Agricultural commodity markets continue to evolve and become more complex. The integration of U.S. agricultural products into the global economy—combined with competing uses for food, feed, fiber, and fuel—have increased the number, frequency, and impact of exogenous shocks to agricultural commodity markets. Traditional theoretical models suggest that price stabilization attained through stockholding activities leads to a net welfare improvement to society, but there are gainers and losers from price stabilization policies. Moreover, the effectiveness and cost of alternative price stabilizing systems—like domestic and international policies, inventory management practices, and supply chain coordination—have not been fully explored. To ensure more credible and testable theory, more complex theoretical models reflecting new realities in commodity trading, including relevant technological developments (e.g., algorithmic trading or order filling algorithms), institutional factors (e.g., impacts of USDA or other scheduled reports), and changed philosophy of farm policy relevant to commodity markets are needed. Extreme price shocks can lead to irreversible negative welfare shocks when existing coping mechanisms are diminished or fail (Tröster, 2018). In combination, this can set in motion a downward spiral of rising vulnerability, with fragile systems and actors (e.g., farmers in food systems) most affected. Therefore, policies to cope with commodity price volatility, such as direct price controls or mitigation of consequences, can have critical stabilizing functions supporting farmers’ welfare and regional (rural) development (Goetz, Miljkovic, and Barabanov, 2021).

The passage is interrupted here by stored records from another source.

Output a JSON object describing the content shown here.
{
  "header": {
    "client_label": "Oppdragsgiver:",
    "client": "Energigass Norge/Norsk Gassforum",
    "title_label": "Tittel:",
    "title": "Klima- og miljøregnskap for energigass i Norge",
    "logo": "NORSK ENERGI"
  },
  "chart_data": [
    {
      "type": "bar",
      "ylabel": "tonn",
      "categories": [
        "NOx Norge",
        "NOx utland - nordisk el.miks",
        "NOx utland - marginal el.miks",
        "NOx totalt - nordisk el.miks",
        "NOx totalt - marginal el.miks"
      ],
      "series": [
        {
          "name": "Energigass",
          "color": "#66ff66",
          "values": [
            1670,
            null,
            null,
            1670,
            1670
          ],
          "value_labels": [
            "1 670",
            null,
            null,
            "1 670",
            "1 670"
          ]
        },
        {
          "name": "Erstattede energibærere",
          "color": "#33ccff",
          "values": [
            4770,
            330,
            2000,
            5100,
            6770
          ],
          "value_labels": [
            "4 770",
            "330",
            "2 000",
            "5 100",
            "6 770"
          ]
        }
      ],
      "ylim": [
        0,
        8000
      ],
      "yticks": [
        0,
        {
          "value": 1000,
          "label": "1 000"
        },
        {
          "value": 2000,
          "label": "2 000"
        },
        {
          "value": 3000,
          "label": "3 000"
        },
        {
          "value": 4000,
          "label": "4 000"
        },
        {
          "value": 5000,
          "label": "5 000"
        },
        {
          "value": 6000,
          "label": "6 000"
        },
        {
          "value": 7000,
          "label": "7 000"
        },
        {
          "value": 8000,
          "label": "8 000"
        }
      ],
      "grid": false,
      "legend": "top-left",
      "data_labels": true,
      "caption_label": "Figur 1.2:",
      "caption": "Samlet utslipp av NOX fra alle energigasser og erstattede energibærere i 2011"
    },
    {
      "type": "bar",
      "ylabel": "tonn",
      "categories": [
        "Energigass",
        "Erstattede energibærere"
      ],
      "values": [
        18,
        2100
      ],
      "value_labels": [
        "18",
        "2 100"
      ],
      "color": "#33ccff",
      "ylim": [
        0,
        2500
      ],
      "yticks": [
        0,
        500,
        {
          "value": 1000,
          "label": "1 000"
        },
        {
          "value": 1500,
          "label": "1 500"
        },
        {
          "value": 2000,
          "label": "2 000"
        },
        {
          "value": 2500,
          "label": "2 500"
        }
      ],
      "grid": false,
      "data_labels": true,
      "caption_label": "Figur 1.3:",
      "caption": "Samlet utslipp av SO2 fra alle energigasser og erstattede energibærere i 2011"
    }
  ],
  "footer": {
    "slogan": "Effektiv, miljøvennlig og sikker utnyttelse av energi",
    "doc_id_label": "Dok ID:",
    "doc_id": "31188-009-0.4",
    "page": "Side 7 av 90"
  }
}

Empirical analysis of the role futures markets play in cash market price stabilization or destabilization is also not definitive. Access to quality cash market datasets and accurate inventory levels is always a challenge, but private data sources for cash market price bids are becoming more accessible. A focus on not only spot market but also on forward pricing opportunities in both cash and futures markets may provide additional insights regarding the ability of cash market participants to manage price risk and adjust to changing conditions in an efficient way. And finally, combining modern empirical analysis with event studies of extreme market shocks may provide a more robust analysis of how market participants, both producers and consumers, adjust to price instability.